O’Connor says the group is all on the same page. “We all want a building,” she says. “Whatever’s needed for further education, it can be done here.”
“If they were to dig down into the thing, you’d get a three-storey building here no problem,” she says.
“Easy, easy,” says Murtagh, leaning one arm on the doorframe. He imagines space for snooker, arts and crafts.
“To have somewhere, come in out of the park, come in here and they’re off the streets,” he says.
Kids at the moment just have the tarmac square in front of the Marshalsea to play on, he says. “Nothing else, and they’re on the road on their bikes, it’s too dangerous.”
Says O’Connor: “But it needs to be a centre for older people to come in and meet up and chat and do everything.”
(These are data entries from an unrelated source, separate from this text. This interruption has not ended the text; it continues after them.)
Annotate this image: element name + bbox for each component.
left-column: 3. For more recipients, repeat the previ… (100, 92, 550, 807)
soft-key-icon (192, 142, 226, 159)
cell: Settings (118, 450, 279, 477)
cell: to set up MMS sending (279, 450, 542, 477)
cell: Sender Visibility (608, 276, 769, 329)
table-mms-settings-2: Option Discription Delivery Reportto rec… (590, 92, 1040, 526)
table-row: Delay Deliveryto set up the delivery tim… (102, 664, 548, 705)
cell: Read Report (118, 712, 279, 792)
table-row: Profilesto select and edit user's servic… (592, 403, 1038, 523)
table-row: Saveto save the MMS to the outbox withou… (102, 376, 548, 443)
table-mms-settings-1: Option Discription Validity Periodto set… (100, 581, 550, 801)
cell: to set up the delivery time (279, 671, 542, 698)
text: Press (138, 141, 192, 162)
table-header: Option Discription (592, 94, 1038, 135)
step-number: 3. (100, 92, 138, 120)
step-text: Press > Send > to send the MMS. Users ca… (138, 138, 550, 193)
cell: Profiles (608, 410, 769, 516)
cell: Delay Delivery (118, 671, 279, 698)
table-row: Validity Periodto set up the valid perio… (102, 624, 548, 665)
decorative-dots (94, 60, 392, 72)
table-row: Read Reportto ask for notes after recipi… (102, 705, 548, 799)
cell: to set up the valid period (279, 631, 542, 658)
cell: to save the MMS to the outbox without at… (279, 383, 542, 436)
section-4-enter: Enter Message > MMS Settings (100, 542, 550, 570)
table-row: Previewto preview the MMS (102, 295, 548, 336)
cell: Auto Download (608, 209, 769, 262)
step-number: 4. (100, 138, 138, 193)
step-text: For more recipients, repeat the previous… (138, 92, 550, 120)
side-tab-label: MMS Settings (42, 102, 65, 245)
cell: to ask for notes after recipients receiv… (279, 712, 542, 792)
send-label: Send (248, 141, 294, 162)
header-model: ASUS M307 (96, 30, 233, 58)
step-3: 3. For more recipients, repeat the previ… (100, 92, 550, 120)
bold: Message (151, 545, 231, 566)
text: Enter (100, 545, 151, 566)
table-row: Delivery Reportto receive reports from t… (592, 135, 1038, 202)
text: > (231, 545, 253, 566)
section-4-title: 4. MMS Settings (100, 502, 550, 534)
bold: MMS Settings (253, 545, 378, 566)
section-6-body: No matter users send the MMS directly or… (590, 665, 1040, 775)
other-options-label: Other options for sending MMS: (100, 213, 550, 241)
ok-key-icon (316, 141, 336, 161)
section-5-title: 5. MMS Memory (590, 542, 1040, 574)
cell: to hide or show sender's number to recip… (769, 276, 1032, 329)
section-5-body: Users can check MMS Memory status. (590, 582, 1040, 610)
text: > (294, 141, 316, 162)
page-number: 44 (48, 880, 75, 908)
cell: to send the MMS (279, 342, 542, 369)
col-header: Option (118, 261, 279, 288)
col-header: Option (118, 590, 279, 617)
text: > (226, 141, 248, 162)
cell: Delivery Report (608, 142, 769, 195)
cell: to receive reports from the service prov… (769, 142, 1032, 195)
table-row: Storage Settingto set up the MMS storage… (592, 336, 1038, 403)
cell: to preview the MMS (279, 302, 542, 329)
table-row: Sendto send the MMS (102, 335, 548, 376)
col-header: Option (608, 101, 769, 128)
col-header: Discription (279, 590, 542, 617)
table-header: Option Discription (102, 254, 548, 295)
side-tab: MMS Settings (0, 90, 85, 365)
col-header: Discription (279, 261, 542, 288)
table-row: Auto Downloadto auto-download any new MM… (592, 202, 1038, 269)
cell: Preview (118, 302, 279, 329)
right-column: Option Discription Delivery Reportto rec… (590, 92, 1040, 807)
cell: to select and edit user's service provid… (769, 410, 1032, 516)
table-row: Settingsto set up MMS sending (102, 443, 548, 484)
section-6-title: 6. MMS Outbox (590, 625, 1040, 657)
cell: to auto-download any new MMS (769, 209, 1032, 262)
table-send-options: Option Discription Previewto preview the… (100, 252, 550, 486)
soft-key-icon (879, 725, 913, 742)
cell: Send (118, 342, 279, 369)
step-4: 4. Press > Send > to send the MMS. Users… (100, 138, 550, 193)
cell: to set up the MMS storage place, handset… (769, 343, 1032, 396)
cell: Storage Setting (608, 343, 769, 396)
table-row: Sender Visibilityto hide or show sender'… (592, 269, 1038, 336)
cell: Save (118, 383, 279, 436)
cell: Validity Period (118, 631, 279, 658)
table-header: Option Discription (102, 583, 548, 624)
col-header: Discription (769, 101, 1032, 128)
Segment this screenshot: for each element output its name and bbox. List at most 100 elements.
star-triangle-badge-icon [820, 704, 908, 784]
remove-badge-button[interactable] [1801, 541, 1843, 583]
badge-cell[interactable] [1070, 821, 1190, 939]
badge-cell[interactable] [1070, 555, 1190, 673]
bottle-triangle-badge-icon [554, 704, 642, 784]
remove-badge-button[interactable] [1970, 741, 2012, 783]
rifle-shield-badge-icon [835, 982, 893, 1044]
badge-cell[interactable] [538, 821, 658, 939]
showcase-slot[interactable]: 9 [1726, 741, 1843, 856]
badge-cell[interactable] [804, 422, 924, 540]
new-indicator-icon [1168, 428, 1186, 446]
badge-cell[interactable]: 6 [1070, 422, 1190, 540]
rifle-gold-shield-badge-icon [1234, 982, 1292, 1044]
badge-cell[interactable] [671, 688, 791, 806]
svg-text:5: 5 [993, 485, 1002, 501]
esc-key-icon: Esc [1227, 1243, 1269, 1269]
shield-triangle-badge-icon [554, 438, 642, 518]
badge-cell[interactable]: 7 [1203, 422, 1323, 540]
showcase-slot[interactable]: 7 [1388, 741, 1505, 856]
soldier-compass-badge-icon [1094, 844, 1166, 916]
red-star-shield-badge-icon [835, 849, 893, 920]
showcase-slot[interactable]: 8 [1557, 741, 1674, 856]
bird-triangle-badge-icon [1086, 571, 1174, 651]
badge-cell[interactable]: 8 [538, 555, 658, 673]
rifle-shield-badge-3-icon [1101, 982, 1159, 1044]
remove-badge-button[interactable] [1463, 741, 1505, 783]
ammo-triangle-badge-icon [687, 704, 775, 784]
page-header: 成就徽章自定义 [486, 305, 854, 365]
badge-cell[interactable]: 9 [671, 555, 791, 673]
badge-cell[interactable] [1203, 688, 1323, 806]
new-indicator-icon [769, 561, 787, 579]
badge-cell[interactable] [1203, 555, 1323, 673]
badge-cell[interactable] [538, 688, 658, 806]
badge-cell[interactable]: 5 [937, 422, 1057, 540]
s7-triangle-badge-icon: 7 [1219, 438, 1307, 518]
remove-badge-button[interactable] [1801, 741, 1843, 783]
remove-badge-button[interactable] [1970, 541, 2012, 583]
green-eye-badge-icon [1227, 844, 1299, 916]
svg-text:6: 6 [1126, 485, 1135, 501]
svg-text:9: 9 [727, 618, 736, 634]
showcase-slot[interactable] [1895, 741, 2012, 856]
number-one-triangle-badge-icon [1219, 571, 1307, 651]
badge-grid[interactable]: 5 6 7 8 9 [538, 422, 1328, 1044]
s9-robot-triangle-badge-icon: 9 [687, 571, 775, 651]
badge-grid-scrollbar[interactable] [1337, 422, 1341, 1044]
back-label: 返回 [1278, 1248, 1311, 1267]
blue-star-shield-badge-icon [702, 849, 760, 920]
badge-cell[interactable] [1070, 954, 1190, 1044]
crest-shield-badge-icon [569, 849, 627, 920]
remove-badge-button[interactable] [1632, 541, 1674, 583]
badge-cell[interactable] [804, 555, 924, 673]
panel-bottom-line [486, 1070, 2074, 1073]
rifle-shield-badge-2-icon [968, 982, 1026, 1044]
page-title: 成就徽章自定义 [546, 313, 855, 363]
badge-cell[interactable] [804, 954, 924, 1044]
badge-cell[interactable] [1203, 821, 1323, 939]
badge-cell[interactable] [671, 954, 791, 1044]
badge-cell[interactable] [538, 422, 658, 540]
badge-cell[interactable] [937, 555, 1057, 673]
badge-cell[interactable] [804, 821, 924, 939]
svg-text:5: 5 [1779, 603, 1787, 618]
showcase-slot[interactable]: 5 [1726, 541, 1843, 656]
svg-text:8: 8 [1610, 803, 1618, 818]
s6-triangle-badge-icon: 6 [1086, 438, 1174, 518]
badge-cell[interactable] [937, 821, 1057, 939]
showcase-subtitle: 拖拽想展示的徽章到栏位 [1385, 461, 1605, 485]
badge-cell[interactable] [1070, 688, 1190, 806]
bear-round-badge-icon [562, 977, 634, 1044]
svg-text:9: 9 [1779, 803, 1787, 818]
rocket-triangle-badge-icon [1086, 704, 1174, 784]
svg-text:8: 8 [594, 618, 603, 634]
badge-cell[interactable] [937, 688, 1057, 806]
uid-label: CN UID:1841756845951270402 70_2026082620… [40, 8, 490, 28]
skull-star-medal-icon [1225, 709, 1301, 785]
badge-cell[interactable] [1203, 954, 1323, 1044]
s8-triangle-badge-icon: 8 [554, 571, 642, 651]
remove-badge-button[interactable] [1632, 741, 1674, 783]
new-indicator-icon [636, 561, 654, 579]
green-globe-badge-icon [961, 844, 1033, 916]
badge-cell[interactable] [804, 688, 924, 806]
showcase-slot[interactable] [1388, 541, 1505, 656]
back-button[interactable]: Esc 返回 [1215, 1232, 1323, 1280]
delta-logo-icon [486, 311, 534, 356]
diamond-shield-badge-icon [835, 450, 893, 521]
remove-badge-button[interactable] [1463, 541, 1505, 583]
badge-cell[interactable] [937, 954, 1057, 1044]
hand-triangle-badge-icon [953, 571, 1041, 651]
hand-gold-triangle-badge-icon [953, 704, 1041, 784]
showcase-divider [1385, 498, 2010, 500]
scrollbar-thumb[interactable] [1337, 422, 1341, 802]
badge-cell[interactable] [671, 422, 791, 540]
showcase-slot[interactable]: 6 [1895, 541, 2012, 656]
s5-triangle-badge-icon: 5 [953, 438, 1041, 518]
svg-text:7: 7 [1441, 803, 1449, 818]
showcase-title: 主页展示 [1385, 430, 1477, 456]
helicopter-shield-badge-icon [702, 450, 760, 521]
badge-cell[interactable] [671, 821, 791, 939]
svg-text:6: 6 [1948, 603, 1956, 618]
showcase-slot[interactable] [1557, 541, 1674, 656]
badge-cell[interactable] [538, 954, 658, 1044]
“Oh yeah. Come in, have a coffee, and a yap. For the whole community, the whole Dublin 8,” says Murtagh.
Carroll says that funding will have to be sought for whatever avenue the Marshalsea goes down.
“They might decide that they want to preserve it in place and not do anything,” she says.
“And that’s gonna require a lot less money than let’s say, redesigning it and turning it into a new centre or whatever,” says Carroll.
For the Kids, and Others Too
On the tarmac in front of the Marshalsea, Kirsten McGrane wipes sticky ice-cream from her daughter’s hands.
She and her neighbours are sat in a circle of deck chairs, enjoying the weather, beside the parked cars and a kids’ goalposts.
“It’s a shame that it’s there all them years,” says McGrane, gesturing towards the foreboding steel door, locked since she moved into an apartment on Robert Emmet Walk.
“We’re used to it,” she says, “but it is an awful waste to know that there’s nothing here for the kids.”
Across the street, the new Bridgefoot Street park is close to done, with wooden climbing frames and swings, seats and grass – replacing a long-derelict council site.
McGrane’s neighbour, Sylvia Kennedy, leans forward with her hands on her knees, thinking of how the derelict barracks might be better used.
A community centre, she says. “So somewhere that we could bring the kids even, you know, when it’s raining, to do arts and crafts.”
McGrane points at the kids’ goalpost, in the centre of a small tarmac circle. “That’s where they play. That’s literally all they have. They don’t have anything, like.”
They could use a centre for Christmas parties, summer projects, sports days, she says.
“Like I know the park is getting built but it would be great if we had an indoor thing as well.”
Says Karen Johnson, another resident: “Even for the old folks, even for them to go in and have a coffee morning, or bingo.”
In the Meantime
Campbell and two helpers heave shut the rusty steel door and slam the latch into place with a metal hammer.
The door won’t be opened again until it’s replaced, says Campbell as he wipes his brow. The council has said it’ll put in a safer door in the meantime, he says.
Some people have noticed a crack in the concrete above the door. “That might be a nuisance,” says Campbell.
“That door is as old as Brian Boru,” says McAdams, with a chuckle.
At the Robert Emmet Community Development Project office, nearby, the group reflect on the state of the building and how it might be used short-term while the longer-term vision comes good.
They’ll need to figure out insurance, says Campbell. And “we might have to wait a couple of years until we get to acceptable planning, funding to build in it”.
There are constraints, says Henry. “Let’s be honest, there’s one way in, there’s planning issues, protection issues, there’s wildlife issues, we’ve just been discussing them, there’s rats.”
Given that the inside is overgrown and abandoned, it is a prime location for swifts and bats that need to be accounted for.
Community members could maybe get involved in a swift walk or bat-spotting evening, says Campbell.
The biodiversity officer could give a talk to kids in Oliver Bond and Bridgefoot Street, he says.
Says O’Connor: “You could even bring a group of little ones over to the bats as well and get them involved. They’re learning about the bees here.”
Others suggest a handball tournament, a haunted house for Halloween, a Christmas market.
“You get the double value of people coming in and seeing it, people having an activity in it, and then people coming out safely,” says Henry.